🤖 AI Summary
This work addresses the limitations of open-source large language models in generating personalized dialogue responses that simultaneously exhibit contextual coherence, role consistency, and strict adherence to instructions. To overcome this challenge, the authors propose PersoDPO, a novel framework that integrates automatic evaluation signals from multiple closed- and open-source large language models to construct high-quality preference pairs without human annotation. Building upon an enhanced Direct Preference Optimization (DPO) approach, PersoDPO incorporates multidimensional evaluation criteria—including personalization, contextual coherence, and format compliance—to enable efficient and scalable unsupervised preference learning. Experimental results on the FoCus dataset demonstrate that open-source models fine-tuned with PersoDPO significantly outperform strong baselines and standard DPO across multiple key dimensions.
📝 Abstract
Personalization and contextual coherence are two essential components in building effective persona-grounded dialogue systems. These aspects play a crucial role in enhancing user engagement and ensuring responses are more relevant and consistent with user identity. However, recent studies indicate that open-source large language models (LLMs) continue to struggle to generate responses that are both contextually grounded and aligned with persona cues, despite exhibiting strong general conversational abilities like fluency and naturalness.
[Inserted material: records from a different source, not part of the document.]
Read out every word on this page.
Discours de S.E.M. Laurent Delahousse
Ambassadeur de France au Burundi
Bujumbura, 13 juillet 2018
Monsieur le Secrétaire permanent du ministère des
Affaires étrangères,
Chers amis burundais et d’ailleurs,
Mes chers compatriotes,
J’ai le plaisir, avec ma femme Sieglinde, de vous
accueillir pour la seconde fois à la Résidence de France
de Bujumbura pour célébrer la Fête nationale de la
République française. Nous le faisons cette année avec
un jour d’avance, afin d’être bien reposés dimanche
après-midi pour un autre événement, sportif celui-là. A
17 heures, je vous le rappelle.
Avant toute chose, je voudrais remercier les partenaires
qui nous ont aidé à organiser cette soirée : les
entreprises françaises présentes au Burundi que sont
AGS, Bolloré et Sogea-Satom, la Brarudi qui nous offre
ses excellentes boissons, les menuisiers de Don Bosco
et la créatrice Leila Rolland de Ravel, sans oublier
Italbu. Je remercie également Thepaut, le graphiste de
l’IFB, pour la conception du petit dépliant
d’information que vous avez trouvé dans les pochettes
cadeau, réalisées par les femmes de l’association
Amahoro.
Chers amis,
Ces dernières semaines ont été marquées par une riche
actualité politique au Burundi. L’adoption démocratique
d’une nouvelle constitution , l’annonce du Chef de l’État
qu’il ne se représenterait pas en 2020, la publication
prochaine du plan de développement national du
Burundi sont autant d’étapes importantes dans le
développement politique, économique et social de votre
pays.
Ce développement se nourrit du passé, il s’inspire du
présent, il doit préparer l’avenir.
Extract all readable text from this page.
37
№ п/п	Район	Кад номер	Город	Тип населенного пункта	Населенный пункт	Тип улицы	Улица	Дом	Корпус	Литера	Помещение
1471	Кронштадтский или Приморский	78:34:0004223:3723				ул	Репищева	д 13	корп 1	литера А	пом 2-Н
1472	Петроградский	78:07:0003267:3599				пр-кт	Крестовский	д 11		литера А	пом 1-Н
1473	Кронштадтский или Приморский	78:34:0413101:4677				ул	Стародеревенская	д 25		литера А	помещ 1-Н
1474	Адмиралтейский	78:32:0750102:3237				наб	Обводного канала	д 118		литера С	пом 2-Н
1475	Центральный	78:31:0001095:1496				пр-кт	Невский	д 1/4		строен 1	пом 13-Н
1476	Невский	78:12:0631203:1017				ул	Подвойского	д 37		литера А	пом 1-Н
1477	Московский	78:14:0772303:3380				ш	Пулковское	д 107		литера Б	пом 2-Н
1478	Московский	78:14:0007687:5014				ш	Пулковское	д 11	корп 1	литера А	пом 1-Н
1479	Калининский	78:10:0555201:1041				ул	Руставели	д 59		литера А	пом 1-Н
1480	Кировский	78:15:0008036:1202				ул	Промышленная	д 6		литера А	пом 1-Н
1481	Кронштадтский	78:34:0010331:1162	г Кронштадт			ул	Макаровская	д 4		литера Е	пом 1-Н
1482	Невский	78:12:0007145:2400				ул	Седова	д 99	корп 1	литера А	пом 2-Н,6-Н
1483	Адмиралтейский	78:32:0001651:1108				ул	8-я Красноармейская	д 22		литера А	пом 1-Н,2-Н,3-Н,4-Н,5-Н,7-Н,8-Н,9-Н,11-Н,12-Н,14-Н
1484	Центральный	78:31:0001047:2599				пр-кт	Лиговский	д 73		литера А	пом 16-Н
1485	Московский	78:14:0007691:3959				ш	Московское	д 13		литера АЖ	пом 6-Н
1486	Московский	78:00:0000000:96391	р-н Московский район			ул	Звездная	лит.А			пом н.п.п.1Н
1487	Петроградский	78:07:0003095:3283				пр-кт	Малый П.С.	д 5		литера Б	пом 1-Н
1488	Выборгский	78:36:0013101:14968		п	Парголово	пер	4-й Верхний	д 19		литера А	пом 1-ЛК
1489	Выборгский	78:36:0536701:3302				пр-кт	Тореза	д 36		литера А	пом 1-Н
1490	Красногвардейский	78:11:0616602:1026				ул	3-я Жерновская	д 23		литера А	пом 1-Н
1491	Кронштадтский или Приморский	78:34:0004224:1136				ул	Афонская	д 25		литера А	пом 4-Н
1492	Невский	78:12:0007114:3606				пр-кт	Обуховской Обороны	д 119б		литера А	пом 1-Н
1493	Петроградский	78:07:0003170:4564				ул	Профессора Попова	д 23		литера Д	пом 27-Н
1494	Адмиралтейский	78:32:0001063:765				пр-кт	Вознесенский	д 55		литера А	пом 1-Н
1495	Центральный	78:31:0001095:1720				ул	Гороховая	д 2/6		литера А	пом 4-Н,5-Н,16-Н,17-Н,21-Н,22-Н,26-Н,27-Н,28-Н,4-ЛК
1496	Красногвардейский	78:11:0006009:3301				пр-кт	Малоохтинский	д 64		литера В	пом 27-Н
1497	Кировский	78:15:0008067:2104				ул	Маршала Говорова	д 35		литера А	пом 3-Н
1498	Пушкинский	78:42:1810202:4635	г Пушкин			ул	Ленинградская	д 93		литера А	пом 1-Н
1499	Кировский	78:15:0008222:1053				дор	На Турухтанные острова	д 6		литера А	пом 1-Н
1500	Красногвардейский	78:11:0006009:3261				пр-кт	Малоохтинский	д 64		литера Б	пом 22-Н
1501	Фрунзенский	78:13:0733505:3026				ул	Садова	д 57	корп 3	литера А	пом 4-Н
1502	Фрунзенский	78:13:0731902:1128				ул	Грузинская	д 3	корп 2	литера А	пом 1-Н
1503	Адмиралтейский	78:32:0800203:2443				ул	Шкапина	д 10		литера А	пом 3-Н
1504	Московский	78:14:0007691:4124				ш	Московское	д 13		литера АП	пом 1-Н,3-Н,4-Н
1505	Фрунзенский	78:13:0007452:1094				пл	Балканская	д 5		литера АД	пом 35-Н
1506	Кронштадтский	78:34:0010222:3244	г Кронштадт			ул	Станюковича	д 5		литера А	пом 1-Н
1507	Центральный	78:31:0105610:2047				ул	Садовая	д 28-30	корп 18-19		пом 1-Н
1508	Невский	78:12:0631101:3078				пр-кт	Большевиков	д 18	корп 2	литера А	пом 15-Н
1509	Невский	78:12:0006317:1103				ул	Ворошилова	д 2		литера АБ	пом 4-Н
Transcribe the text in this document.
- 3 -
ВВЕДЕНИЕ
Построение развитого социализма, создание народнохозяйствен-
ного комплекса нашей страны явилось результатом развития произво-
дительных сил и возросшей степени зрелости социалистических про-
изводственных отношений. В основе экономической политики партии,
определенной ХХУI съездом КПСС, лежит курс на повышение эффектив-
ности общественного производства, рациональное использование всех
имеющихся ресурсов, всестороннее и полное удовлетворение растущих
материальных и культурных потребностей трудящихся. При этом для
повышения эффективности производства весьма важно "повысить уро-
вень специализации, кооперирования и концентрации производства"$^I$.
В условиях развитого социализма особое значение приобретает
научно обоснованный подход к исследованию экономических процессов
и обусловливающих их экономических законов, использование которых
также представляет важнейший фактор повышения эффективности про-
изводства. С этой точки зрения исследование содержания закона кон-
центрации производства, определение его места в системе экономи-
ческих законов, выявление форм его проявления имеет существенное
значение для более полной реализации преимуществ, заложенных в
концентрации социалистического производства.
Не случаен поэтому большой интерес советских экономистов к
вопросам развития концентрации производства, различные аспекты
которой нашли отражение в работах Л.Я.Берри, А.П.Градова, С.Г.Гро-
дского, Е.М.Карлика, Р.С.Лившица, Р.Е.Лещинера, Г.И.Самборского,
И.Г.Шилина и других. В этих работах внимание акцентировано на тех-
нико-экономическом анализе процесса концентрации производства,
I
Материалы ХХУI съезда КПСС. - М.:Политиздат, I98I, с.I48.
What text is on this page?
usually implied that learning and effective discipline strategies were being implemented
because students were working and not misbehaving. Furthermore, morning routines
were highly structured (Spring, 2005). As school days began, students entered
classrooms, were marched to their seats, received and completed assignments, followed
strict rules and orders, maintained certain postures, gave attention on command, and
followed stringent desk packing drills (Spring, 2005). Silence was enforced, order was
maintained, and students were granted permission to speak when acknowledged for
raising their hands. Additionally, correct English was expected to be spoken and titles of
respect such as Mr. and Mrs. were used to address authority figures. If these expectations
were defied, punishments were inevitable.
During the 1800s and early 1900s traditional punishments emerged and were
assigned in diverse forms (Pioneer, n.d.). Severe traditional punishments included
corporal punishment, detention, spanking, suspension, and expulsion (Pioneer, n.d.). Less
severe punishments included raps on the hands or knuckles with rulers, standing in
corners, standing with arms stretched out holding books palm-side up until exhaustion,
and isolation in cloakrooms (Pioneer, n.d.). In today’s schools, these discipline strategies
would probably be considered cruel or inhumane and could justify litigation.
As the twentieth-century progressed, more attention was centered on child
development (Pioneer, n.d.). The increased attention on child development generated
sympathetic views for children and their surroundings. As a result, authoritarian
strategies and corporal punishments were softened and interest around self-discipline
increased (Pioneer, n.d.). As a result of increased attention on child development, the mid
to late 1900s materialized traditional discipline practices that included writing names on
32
We present PersoDPO, a scalable preference optimisation framework that uses supervision signals from automatic evaluations of responses generated by both closed-source and open-source LLMs to fine-tune dialogue models. The framework integrates evaluation metrics targeting coherence and personalization, along with a length-format compliance feature to promote instruction adherence. These signals are combined to automatically construct high-quality preference pairs without manual annotation, enabling a scalable and reproducible training pipeline. Experiments on the FoCus dataset show that an open-source language model fine-tuned with the PersoDPO framework consistently outperforms strong open-source baselines and a standard Direct Preference Optimization (DPO) variant across multiple evaluation dimensions.